After 16 hours of flying and a 6 hour layover in Dubai, we (my sister, tita, and I) finally landed in Lisbon.

“It’s your first time in Europe?” asked the immigration officer.


So many firsts for this trip: first time to take an Emirates flight (nice plane, good food, excellent service), first time to get a Shengen visa, and first time in Europe. Yeah! I wanna say that again with a fist pump in the air. It’s my first time ever in Europe! Last year, it was a bit disappointing that after a USD 1300 flight and 15 hours, landing in Baku in Azerbaijan, I was still in Asia. Heading to Turkey after, the closest I got to Europe was crossing the Bosphorous Strait and setting foot on the European side of Istanbul.

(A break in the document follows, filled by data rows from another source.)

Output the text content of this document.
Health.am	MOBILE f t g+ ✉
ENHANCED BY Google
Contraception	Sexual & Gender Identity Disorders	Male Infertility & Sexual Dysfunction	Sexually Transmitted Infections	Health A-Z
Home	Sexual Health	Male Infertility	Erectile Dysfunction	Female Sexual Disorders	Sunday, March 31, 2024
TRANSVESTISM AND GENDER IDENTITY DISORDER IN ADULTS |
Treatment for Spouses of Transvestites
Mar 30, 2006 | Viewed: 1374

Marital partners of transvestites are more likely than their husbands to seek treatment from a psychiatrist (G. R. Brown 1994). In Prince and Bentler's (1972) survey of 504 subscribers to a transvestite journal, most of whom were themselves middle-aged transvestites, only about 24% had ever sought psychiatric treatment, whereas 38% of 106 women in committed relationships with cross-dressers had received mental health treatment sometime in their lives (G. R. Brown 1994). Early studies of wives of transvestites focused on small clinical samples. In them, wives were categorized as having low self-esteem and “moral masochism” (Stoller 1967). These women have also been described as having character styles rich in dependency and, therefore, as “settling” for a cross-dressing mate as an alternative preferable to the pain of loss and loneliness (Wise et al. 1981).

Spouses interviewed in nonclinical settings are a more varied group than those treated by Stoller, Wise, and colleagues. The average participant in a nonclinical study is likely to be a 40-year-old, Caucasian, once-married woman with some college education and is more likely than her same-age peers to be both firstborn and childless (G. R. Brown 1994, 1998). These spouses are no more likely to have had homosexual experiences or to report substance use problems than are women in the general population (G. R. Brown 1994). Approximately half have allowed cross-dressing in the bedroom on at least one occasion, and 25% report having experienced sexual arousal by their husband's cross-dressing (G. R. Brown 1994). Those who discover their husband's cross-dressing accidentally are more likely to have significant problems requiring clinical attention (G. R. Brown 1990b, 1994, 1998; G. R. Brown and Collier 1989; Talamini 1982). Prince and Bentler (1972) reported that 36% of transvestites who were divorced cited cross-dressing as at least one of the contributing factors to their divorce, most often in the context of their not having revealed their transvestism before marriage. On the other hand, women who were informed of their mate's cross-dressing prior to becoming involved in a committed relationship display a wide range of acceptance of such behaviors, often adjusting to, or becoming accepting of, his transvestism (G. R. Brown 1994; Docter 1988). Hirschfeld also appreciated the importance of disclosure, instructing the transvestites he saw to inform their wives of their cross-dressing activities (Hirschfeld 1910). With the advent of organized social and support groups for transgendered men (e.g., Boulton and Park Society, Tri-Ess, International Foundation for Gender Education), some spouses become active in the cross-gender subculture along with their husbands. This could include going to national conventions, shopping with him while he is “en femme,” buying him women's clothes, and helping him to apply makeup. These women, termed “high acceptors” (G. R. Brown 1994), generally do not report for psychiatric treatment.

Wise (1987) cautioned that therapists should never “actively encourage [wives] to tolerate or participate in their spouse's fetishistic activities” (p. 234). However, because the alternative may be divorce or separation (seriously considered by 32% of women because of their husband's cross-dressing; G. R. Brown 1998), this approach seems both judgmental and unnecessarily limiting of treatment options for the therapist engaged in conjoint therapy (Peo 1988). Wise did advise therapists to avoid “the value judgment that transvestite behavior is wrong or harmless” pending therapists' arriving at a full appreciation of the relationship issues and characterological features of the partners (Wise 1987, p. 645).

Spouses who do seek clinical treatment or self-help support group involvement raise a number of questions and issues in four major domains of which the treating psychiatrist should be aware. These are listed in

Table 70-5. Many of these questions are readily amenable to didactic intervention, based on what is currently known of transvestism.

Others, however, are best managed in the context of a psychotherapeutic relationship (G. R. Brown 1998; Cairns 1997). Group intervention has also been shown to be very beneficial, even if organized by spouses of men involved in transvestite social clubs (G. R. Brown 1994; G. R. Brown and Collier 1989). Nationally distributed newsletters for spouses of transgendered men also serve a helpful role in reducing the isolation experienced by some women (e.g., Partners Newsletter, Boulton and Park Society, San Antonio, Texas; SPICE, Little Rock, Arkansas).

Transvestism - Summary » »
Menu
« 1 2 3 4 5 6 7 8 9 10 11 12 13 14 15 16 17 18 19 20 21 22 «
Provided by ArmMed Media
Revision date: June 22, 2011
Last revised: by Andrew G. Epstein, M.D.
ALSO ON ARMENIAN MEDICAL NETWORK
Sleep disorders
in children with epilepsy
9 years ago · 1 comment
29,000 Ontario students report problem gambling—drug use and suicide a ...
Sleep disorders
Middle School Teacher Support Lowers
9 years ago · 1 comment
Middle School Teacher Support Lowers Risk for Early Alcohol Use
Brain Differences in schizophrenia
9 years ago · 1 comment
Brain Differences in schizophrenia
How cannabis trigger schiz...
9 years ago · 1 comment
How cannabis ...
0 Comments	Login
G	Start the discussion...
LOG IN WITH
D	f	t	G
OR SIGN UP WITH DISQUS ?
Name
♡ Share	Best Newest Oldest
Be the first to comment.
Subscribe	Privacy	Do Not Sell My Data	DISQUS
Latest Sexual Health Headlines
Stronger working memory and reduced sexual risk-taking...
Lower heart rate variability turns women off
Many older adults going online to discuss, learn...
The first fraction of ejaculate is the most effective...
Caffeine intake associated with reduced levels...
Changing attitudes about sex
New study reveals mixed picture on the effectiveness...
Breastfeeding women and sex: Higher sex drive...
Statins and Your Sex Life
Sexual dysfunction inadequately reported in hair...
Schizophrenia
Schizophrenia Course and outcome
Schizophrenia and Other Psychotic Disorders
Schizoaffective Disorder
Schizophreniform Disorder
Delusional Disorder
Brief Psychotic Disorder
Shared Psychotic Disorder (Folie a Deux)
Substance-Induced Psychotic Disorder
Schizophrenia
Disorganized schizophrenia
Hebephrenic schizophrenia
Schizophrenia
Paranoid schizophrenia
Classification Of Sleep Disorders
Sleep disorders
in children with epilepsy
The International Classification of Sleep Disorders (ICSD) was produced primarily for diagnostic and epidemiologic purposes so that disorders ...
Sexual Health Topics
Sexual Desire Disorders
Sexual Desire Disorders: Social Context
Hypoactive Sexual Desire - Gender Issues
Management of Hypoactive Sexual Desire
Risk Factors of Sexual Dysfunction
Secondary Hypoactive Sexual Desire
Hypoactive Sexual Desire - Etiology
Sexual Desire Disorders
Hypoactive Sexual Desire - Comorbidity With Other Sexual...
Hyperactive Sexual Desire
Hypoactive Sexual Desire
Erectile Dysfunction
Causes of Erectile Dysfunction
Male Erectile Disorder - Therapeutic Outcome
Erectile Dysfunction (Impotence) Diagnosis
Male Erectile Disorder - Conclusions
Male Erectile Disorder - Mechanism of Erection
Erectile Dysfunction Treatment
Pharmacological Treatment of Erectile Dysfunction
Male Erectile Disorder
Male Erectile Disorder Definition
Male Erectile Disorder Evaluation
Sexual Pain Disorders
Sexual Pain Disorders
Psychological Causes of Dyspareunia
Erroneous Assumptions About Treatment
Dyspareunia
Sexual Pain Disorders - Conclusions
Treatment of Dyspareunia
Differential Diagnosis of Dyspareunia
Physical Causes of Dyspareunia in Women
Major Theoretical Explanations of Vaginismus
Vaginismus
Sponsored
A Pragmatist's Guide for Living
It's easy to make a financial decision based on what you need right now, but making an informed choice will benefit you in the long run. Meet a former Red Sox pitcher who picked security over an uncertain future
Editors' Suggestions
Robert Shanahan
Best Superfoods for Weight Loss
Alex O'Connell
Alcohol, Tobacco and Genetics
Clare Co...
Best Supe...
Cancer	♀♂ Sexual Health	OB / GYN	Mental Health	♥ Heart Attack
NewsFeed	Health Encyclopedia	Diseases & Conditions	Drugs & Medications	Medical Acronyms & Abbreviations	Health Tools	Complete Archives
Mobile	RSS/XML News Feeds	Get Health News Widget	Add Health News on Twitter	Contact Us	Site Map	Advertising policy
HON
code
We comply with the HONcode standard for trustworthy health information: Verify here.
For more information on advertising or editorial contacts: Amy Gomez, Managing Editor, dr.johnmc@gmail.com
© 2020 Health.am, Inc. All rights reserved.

So, this time, it’s the real thing! I really am in Europe!

This trip was the most heavily prepared for in all my years of travelling. With just 14 days including the 3 for the conference (the primary reason for this trip), I had to make sure everything was so well-thought of so as not to waste time and money. So here’s what I did.

1. For first time visits to any place, I always craft an itinerary just so I get a bird’s eye view of my trip. We were doing Lisbon-Madrid-Granada-Seville-Lisbon. Yeah, too many places but I so much wanted to go to the Museo Nacional del Prado to see Velasquez’s Las Meninas and Madrid was just an overnight train ride away. Granada also deserved an overnight just so we could relive Washington Irving’s magical Tales of the Alhambra. The Google Trips app was so helpful in planning my itineraries as it indicated the walking time to one sight to another.

2. Bought all the museum and sight fees online to save us from the long queues at the ticket booth. Also, some sights such as the Alhambra and the the Royal Palace in Madrid have limited slots, so I needed to make sure we had reservations on the days we were there.

3. Budget! We’re talking Euros where the exchange rate is 1 Euro to Php 58. Surprisingly, pricesreally wasn’t that exorbitant as I found out, at least with food.

4. Typed “what to wear in Europe” in Google and discovered the following donts: shorts, rubber shoes, and baggy clothes. True, my first impression on seeing the locals was: “so fashionable” and that included the little old ladies having their pasteis de nata at Confeteria del Nacional or the bookworms at Livreria Bertrand.

So for the next 2 weeks, I get to find out if all my preparations were all right. In the meantime, I’m gonna enjoy every minute of this trip.